Sir Alexander Ogston


Sir Alexander Ogston was the clean freak who discovered a killer strain of bacteria

 

BY the late 19th century, Aberdonian surgeon and professor Alexander Ogston had earned himself quite a reputation as a man who liked everything in his lab to be meticulously clean.

His students at the city’s university were so amused by his incessant disinfecting, they composed a song about it:

 

 

The spray, the spray, the antiseptic spray,
A.O. would shower it morning, night and day,
For every sort of scratch,
Where others would attach,
A sticking plaster patch,
He gave the spray

 

 

Ogston’s spray was a bit more heavy duty than cleaning sprays we’d use in the kitchen today – he used carbolic acid, introduced to him by its pioneer, Joseph Lister.

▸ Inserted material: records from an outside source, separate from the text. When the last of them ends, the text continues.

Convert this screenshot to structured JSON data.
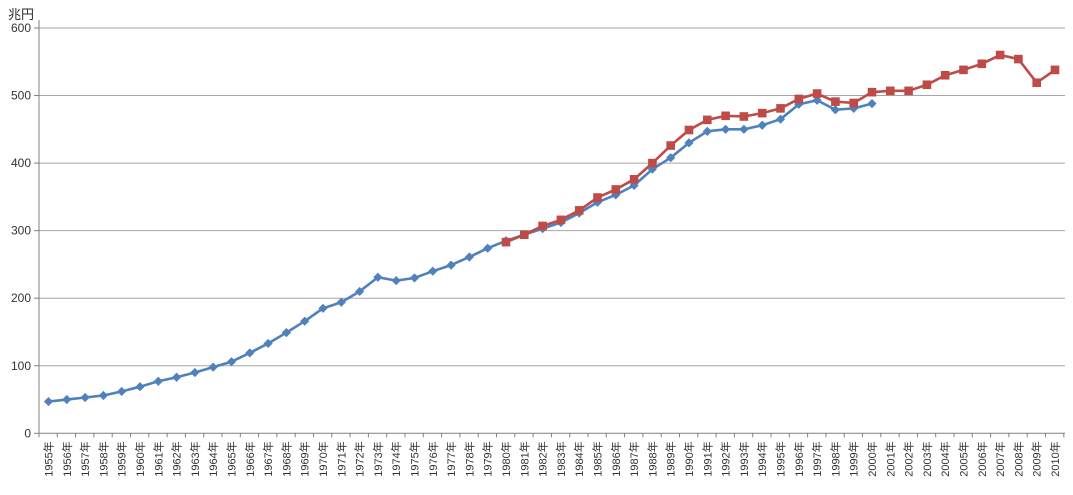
{
  "chart_data": {
    "type": "line",
    "title": "",
    "ylabel": "兆円",
    "xlabel": "",
    "ylim": [
      0,
      600
    ],
    "yticks": [
      0,
      100,
      200,
      300,
      400,
      500,
      600
    ],
    "grid": "horizontal",
    "legend_position": "none",
    "gridline_color": "#a6a6a6",
    "axis_color": "#808080",
    "categories": [
      "1955年",
      "1956年",
      "1957年",
      "1958年",
      "1959年",
      "1960年",
      "1961年",
      "1962年",
      "1963年",
      "1964年",
      "1965年",
      "1966年",
      "1967年",
      "1968年",
      "1969年",
      "1970年",
      "1971年",
      "1972年",
      "1973年",
      "1974年",
      "1975年",
      "1976年",
      "1977年",
      "1978年",
      "1979年",
      "1980年",
      "1981年",
      "1982年",
      "1983年",
      "1984年",
      "1985年",
      "1986年",
      "1987年",
      "1988年",
      "1989年",
      "1990年",
      "1991年",
      "1992年",
      "1993年",
      "1994年",
      "1995年",
      "1996年",
      "1997年",
      "1998年",
      "1999年",
      "2000年",
      "2001年",
      "2002年",
      "2003年",
      "2004年",
      "2005年",
      "2006年",
      "2007年",
      "2008年",
      "2009年",
      "2010年"
    ],
    "series": [
      {
        "name": "blue-diamond-series",
        "marker": "diamond",
        "color": "#4F81BD",
        "start_index": 0,
        "values": [
          47,
          50,
          53,
          56,
          62,
          69,
          77,
          83,
          90,
          98,
          106,
          119,
          133,
          149,
          166,
          185,
          194,
          210,
          231,
          226,
          230,
          240,
          249,
          261,
          274,
          285,
          294,
          303,
          312,
          326,
          342,
          353,
          367,
          391,
          408,
          430,
          447,
          450,
          450,
          456,
          465,
          487,
          493,
          479,
          481,
          488
        ]
      },
      {
        "name": "red-square-series",
        "marker": "square",
        "color": "#BE4B48",
        "start_index": 25,
        "values": [
          283,
          294,
          307,
          316,
          330,
          349,
          361,
          376,
          400,
          426,
          449,
          464,
          470,
          469,
          474,
          481,
          495,
          503,
          491,
          489,
          505,
          507,
          507,
          516,
          530,
          538,
          547,
          560,
          554,
          519,
          538
        ]
      }
    ]
  }
}
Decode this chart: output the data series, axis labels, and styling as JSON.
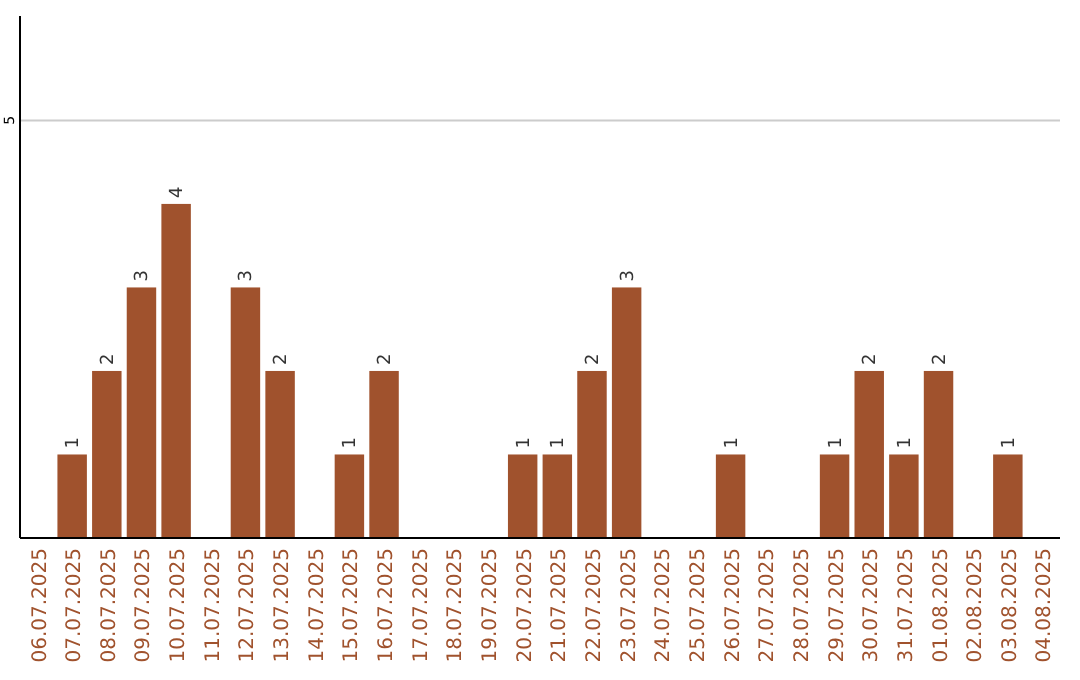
{
  "chart_data": {
    "type": "bar",
    "categories": [
      "06.07.2025",
      "07.07.2025",
      "08.07.2025",
      "09.07.2025",
      "10.07.2025",
      "11.07.2025",
      "12.07.2025",
      "13.07.2025",
      "14.07.2025",
      "15.07.2025",
      "16.07.2025",
      "17.07.2025",
      "18.07.2025",
      "19.07.2025",
      "20.07.2025",
      "21.07.2025",
      "22.07.2025",
      "23.07.2025",
      "24.07.2025",
      "25.07.2025",
      "26.07.2025",
      "27.07.2025",
      "28.07.2025",
      "29.07.2025",
      "30.07.2025",
      "31.07.2025",
      "01.08.2025",
      "02.08.2025",
      "03.08.2025",
      "04.08.2025"
    ],
    "values": [
      0,
      1,
      2,
      3,
      4,
      0,
      3,
      2,
      0,
      1,
      2,
      0,
      0,
      0,
      1,
      1,
      2,
      3,
      0,
      0,
      1,
      0,
      0,
      1,
      2,
      1,
      2,
      0,
      1,
      0
    ],
    "value_labels": [
      null,
      "1",
      "2",
      "3",
      "4",
      null,
      "3",
      "2",
      null,
      "1",
      "2",
      null,
      null,
      null,
      "1",
      "1",
      "2",
      "3",
      null,
      null,
      "1",
      null,
      null,
      "1",
      "2",
      "1",
      "2",
      null,
      "1",
      null
    ],
    "color": "#a0522d",
    "ylim": [
      0,
      6.25
    ],
    "yticks": [
      5
    ],
    "grid": "y"
  }
}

By bringing it to Aberdeen’s surgical theatres, Ogston saved countless lives at a time when even the most minor post-operative infection could kill.

Not content with simply fighting those nasty germs, Ogston also wanted to work out what they were, in order to prevent wound infection.

He secured a grant of £50 from the British Medical Association (BMA) to buy a microscope and turned his garden shed into a laboratory.

Examining samples of – skip this part if you’re eating – pus from a patient’s abscess he was rewarded with “beautiful tangles, tufts and chains of round organisms in great numbers”.

In 1880 Ogston was ready to share his findings – a hitherto unidentified bacterium he named Staphylococcus (of which MRSA is the most familiar modern-day strain).

Despite his thorough research, Ogston had a problem convincing the medical community that his discovery was the real deal.

 

 

The Aberdeen branch of the BMA was sceptical – the Editor of the British Medical Journal dismissed his claims and asked, rather rudely, “Can anything good come out of Aberdeen?”

With little support in his home country – even Lister, the king of antiseptic himself, struggled to accept his scientific evidence at first – Ogston decided to present at a surgical congress in Berlin and was made a fellow of the German Surgical Society as a result.

He then published an in-depth report in the BMJ the following year and slowly gained recognition for having discovered something tremendously important.